歐陽修在《正統論》中有一個對“正統”的經典定義,他說:“正者,所以正天下之不正也,統者,所以合天下之不一也。”用這個標準衡量,清初的統治者雖開疆拓土,征服各類族群,占據前朝無可匹敵的廣袤空間,卻也只具備“合天下之不一”的功績,要博得正統之位,還須盡量剔除異族的膻腥,遮掩強霸的面孔。否則就與偽、賊和蠻夷的稱號脫不開干系,在正統的譜系里找不到位置。為了擺脫困境,雍正帝采取了一個聰明的論述策略,他刻意模糊種族的地域性,把它納入 “大一統 ”的解說范疇。他說,遠古帝王和圣人都曾擁有東夷西夷的身份,看來,蠻夷稱號并不限于一時一地,也不會為某個族群所特有,這就把華夏與蠻夷的邊界變成了一個可以自由變動的體系。
清朝皇帝還引用了《北史》中的一段話,說:“南書謂北為索虜,北書指南為島夷。”相互攻訐,誰都看不起對方,這段文字說明了一個道理,“漢人”的身份也是不斷變化的。譚其驤先生曾考證出湖南人的“蠻族”血統就是一個很好的驗證。由此可見,清朝皇帝早已打破了 “漢人中心論”,卻并不意味著他們放棄了中國的“正統”資格,另外開辟出一個什么具有 “內亞性格 ”的帝國。也許恰恰相反,清朝對獲得“正統性”的重視程度反而遠高于前代,并希望接續前朝的正統譜系,與之形成一個連續體。滿人入關之初就打出剿滅闖賊,為明代王室復仇的旗號,其寓意也在這里。所以,在新清史和“漢化說”的爭論中,一些學者不斷頻繁使用“漢化”這個詞描述清朝的歷史實在是個誤讀,因為中國歷史上從未存在過純粹的“漢化”理論。
即使摘出一些最激烈的 “夷夏說”言論做點分析,也發現其不過是一種廣義的 “華化論”而已。在傳統的歷史敘述中,統治者只要有“德”,行王道政治就可居正統王位。哪怕最重“夷夏”區隔的宋人也說正統霸統之別,端在于是否“以功德而得天下者”。秦朝短命的原因就在于雖有一統之局,而歷數不得于天,治亂不得于人,所以不能稱正統。這與秦人是否具有西北的夷狄血統沒有太大關聯。

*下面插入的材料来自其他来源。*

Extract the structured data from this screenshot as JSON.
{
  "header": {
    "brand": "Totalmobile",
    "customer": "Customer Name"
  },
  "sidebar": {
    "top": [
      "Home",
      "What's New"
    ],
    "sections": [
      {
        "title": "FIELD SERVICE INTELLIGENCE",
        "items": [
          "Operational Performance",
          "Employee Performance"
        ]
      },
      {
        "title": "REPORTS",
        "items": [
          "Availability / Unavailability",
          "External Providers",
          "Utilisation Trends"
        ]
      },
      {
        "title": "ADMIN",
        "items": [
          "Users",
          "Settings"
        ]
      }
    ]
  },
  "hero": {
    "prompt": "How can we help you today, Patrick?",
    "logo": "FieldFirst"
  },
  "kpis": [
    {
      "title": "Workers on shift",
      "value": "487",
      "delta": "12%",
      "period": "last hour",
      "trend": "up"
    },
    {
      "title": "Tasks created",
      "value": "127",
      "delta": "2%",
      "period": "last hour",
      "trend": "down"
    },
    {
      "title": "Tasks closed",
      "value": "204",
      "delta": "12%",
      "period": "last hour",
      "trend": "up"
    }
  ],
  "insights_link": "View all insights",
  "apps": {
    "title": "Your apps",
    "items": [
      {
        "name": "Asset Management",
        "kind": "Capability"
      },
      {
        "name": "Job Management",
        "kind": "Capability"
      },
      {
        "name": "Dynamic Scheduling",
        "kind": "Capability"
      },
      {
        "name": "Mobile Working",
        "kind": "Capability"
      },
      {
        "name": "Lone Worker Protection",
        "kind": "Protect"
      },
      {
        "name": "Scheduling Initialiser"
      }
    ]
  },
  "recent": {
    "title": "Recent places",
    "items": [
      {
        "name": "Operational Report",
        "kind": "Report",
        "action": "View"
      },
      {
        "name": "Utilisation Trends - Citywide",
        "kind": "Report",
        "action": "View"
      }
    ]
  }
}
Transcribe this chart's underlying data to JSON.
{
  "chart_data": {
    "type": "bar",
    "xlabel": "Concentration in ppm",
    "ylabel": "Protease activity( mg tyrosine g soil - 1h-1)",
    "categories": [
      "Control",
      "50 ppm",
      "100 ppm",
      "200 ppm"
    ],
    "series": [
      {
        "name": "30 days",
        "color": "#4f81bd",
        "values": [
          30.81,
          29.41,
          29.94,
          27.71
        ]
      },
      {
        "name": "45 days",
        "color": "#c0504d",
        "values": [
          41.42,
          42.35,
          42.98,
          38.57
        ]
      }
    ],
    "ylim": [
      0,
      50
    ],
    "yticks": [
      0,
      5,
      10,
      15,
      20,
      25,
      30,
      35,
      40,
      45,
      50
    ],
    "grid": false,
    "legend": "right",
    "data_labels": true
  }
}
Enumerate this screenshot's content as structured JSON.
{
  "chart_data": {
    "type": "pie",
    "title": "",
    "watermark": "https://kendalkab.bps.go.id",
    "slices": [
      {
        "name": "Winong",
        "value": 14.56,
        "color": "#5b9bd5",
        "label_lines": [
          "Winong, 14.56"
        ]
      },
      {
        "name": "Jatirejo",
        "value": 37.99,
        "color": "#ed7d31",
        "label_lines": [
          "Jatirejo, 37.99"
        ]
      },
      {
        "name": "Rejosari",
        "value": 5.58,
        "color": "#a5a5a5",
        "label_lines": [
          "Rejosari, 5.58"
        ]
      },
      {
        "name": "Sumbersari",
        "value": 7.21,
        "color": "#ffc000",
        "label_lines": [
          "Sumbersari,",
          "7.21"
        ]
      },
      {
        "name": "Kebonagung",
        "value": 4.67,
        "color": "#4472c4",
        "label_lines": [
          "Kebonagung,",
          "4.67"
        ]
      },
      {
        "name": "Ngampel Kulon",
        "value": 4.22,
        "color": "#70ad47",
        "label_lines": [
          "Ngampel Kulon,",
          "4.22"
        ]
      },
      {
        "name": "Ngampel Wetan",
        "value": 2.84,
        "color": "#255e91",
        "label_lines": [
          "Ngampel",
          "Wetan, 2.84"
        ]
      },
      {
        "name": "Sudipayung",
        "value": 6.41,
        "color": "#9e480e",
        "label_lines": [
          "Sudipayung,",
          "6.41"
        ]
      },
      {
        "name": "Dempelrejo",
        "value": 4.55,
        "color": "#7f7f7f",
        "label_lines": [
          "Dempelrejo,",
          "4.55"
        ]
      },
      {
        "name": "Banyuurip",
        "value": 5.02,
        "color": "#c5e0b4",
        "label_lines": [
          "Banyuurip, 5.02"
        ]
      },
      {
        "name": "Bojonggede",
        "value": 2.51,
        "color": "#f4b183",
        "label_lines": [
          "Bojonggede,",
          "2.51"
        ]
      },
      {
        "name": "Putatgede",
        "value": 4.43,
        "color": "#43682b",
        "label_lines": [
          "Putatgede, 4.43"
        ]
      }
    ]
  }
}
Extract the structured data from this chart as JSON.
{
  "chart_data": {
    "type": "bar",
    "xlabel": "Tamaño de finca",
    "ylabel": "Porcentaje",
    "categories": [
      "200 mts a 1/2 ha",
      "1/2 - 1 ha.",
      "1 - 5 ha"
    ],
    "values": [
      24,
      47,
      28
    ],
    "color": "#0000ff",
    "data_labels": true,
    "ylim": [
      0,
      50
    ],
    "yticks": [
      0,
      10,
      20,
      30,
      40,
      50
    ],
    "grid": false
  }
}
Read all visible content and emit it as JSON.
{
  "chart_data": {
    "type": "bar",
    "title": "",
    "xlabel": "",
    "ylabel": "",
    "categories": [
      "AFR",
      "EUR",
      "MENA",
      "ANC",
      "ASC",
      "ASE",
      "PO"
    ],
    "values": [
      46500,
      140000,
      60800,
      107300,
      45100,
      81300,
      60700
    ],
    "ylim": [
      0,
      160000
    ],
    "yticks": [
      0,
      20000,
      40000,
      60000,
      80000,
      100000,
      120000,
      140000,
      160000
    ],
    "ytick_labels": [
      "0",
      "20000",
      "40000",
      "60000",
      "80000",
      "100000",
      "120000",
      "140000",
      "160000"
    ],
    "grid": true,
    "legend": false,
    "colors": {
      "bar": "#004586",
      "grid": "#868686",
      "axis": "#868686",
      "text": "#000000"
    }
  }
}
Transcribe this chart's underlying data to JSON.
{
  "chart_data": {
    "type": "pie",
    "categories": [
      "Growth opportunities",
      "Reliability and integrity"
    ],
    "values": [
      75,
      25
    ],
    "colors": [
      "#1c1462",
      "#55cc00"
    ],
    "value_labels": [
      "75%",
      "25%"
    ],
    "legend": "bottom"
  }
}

故那些強調 “漢化”的學者無異于授人以柄,給自己挖掘了一個陷阱。
史上最激烈的夷夏對抗言論當推鄭思肖的《心史》,鄭思肖斷言:夷狄行中國之事曰 “僭”,人臣篡人君之位曰 “逆”,并說圣人、正統、中國必須合體而觀,得天下者如果是夷狄入主未可以言中國,得中國者因多有統而不皆正則未可以言正統,得正統者未可以言圣人。這幾條入圍文明的門檻條件實在太高,把它們統統加諸清人之身未免過于苛刻,卻又是促使其 “中國化”的內在動力,這并非 “漢化”的狹隘種族觀所能解釋。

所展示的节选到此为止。